In a way it has been as simple as the title suggests. A year or so ago my life was centered and preoccupied with worry, anxiety and depression. When I was going to go do something all I could focus on was what part of it I didn’t like. But now I have slowly come around to fixating on the fun things and exciting things I have to look forward to. And this is not just for big events, it is every day life.
A big part of it is adding things I love back into my life. And then finding ways to enjoy them more. And then slowing down to appreciate the little pieces of fun that crop up from unexpected places. For example, the other night I was putting Emily to bed, which is a daily ritual. And it was full of the usual little annoyances, little time wasters to put off the moment of turning off the light: where is my stuffed animal, changing into PJ’s, can you get me this etc. But when I finally got her in bed and then leaned down to give her a kiss, I gave her a little tickle session, taking a second to savor the giggles. That wiped away the frustration of all those little delays.
An example of adding things back into my life is role playing, painting, and possible miniatures games. This weekend is my Denver game, and I have been looking forward to this for four weeks! The wasn’t much of that in my life a year ago. I liked running, and the races were a challenge, but they were more milestones to be crossed, not events to get excited about. But this, this I can really get excited about. I am more productive with my writing because of this, which is something I also enjoy doing.
Another example, the new Games Workshop edition of Fantasy table top game. And for the first time in a while I am actually excited and interested in this. So yesterday I was printing out the rules and army lists and getting excited about building forces and then taking the rules home to show Jimmy and Kim. And then teaching the boys how to play the game at home. There are truly so many exciting things to do now, and I get to share them with other people in my life.

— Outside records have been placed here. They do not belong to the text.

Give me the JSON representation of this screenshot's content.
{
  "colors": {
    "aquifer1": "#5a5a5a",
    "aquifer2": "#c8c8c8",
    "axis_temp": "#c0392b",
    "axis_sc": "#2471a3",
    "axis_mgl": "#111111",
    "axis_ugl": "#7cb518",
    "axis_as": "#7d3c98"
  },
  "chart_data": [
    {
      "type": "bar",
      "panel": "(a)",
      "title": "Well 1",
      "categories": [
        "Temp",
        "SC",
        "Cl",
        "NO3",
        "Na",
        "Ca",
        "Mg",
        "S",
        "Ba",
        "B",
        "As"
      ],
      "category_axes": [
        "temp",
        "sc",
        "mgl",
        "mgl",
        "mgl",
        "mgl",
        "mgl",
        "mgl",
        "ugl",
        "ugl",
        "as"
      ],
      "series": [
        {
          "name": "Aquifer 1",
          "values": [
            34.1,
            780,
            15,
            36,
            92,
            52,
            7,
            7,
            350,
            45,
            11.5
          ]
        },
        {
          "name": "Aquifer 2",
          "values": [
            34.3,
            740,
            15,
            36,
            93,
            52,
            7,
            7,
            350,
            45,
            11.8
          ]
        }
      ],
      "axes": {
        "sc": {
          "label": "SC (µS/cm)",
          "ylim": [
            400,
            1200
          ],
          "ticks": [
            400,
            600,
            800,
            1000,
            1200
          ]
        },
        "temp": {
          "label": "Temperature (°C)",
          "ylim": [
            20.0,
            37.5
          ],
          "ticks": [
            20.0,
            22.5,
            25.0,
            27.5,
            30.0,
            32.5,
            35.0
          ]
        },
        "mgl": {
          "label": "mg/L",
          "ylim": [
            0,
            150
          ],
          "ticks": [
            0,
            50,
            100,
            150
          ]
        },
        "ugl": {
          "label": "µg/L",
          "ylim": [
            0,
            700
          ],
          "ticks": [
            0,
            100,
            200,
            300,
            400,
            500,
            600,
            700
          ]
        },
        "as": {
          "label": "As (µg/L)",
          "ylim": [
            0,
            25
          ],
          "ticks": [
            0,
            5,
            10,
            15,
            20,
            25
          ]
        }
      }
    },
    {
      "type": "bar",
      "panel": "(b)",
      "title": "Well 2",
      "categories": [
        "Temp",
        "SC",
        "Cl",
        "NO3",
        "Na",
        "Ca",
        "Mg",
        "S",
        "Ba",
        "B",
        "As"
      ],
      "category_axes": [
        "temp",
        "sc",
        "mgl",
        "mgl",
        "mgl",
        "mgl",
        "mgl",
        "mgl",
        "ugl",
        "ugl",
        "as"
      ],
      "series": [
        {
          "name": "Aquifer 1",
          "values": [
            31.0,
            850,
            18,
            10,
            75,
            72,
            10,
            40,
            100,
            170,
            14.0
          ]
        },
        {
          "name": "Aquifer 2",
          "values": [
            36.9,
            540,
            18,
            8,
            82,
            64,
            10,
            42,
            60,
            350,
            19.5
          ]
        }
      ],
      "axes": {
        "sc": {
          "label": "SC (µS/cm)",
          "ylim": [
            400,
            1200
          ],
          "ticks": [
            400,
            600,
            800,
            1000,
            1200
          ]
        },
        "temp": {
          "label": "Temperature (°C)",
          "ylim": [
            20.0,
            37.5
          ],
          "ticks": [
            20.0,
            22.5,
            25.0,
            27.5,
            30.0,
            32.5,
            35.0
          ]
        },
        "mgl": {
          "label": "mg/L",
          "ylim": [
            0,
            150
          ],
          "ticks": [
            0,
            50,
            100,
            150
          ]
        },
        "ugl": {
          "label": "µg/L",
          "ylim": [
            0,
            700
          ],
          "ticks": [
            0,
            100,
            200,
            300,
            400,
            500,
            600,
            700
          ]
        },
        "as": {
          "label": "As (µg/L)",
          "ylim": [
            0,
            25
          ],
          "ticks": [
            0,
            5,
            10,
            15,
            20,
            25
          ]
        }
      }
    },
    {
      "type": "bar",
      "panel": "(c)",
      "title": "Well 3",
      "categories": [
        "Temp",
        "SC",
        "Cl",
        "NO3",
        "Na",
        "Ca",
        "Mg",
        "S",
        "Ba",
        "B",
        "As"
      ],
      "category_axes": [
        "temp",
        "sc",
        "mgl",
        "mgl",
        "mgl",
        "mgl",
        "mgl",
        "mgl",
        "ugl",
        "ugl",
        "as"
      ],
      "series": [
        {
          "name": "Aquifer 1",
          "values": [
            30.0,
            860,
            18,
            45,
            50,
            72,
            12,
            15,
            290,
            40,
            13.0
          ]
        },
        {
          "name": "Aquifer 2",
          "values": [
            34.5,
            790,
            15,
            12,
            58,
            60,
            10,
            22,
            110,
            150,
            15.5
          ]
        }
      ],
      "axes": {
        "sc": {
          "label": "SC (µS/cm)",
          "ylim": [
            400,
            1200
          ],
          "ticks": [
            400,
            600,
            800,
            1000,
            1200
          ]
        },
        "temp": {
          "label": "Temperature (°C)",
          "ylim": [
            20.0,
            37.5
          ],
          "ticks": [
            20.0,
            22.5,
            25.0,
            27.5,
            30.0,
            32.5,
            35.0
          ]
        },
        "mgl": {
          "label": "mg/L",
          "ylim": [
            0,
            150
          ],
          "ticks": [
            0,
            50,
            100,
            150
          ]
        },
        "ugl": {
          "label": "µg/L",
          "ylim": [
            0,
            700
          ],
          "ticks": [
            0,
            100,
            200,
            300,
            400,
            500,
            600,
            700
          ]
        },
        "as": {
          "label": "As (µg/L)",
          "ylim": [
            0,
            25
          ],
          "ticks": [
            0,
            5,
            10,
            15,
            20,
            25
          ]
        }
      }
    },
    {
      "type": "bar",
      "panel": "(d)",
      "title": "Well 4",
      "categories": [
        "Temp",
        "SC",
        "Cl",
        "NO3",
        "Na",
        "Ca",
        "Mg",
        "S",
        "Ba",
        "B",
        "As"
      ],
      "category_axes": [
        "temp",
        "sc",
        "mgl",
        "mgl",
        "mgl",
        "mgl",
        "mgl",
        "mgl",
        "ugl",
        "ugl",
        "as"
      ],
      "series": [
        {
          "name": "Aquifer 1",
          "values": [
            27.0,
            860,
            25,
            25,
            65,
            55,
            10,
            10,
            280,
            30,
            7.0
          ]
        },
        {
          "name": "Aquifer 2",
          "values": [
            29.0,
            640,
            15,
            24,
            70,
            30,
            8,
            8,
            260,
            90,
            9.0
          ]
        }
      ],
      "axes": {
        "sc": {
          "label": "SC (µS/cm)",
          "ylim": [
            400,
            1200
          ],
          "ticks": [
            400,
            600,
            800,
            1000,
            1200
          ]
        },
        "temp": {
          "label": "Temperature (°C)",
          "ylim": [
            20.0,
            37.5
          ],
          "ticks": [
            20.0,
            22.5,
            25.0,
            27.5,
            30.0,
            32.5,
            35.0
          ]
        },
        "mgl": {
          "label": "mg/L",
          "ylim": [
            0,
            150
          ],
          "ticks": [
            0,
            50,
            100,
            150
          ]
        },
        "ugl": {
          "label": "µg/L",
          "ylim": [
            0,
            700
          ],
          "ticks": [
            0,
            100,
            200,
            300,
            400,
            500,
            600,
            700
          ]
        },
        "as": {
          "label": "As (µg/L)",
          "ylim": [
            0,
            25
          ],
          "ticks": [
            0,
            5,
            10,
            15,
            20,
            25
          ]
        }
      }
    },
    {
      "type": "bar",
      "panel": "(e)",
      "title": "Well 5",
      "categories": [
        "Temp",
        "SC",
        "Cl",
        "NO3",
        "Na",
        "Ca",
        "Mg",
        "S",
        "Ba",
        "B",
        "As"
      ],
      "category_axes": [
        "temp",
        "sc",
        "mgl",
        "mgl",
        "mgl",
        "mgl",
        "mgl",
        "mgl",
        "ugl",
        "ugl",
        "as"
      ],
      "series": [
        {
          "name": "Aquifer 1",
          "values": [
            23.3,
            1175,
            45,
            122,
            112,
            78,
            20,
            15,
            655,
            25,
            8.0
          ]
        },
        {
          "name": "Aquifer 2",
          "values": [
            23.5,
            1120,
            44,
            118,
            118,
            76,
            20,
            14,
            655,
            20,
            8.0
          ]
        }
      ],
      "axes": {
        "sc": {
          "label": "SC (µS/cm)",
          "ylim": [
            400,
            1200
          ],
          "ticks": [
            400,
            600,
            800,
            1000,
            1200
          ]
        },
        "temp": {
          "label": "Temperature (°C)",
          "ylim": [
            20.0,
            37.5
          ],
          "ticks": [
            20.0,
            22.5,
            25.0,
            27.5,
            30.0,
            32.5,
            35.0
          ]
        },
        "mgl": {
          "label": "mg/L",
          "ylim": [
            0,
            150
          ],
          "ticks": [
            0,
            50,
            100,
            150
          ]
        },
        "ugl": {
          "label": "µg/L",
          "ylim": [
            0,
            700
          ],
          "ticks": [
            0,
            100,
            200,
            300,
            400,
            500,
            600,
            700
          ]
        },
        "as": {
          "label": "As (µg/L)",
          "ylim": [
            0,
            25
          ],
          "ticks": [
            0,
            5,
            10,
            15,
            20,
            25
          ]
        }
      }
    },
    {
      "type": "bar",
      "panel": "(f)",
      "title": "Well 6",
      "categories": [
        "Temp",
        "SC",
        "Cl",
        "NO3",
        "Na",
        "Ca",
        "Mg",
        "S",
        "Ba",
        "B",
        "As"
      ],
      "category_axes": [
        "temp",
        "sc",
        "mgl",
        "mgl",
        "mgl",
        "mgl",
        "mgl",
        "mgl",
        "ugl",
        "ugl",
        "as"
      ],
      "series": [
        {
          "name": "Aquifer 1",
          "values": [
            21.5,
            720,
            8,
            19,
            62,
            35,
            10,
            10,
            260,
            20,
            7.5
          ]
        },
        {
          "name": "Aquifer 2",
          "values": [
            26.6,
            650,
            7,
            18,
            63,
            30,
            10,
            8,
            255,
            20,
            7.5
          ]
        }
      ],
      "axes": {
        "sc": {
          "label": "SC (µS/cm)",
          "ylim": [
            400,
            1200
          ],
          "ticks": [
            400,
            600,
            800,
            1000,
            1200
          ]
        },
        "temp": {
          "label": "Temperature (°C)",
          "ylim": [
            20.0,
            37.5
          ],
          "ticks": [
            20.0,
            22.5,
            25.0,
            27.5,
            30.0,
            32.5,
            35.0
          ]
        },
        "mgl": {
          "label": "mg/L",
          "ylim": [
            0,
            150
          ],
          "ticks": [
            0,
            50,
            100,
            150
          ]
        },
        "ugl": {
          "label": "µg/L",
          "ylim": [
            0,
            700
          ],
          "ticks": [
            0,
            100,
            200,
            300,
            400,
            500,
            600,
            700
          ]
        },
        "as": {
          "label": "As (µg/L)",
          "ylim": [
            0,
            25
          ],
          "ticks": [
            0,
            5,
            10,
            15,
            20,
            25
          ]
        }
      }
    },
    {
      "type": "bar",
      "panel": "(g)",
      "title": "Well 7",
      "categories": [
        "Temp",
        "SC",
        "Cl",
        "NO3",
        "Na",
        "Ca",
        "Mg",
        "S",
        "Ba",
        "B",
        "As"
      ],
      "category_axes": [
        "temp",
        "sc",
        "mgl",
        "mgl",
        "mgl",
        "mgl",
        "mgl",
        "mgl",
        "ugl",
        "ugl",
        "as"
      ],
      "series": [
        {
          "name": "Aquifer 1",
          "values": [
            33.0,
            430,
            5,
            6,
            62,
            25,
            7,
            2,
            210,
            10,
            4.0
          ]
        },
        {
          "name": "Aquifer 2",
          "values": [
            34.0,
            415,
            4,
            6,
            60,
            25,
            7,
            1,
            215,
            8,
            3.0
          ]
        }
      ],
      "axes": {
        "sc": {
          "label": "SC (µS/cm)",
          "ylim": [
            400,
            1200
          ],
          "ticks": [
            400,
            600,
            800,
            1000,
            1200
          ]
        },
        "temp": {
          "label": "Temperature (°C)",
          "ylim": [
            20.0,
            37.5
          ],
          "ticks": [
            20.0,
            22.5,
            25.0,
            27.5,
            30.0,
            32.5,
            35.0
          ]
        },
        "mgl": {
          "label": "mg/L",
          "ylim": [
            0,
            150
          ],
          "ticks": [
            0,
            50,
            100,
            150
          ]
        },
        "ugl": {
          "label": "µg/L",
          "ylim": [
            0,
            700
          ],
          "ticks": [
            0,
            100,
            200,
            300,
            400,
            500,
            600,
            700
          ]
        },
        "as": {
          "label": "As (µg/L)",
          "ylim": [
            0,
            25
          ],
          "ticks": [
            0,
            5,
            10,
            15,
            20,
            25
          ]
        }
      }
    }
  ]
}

Heck I am even kind of excited about getting into some different exercises soon. It won’t be the same as running, it will be different, but it is something different to look forward to. So long as I make sure to not let that consume my life again.
In that is the real key. Find good things to look forward to, that give me joy and I get excited about. But get as many of them as possible, instead of having just the one thing that gives me joy. And then when I go to something, be it work, home from work, a big family event, scout event etc. Find something in that to look forward to, and use that to replace any anxiety I am feeling about the pending event.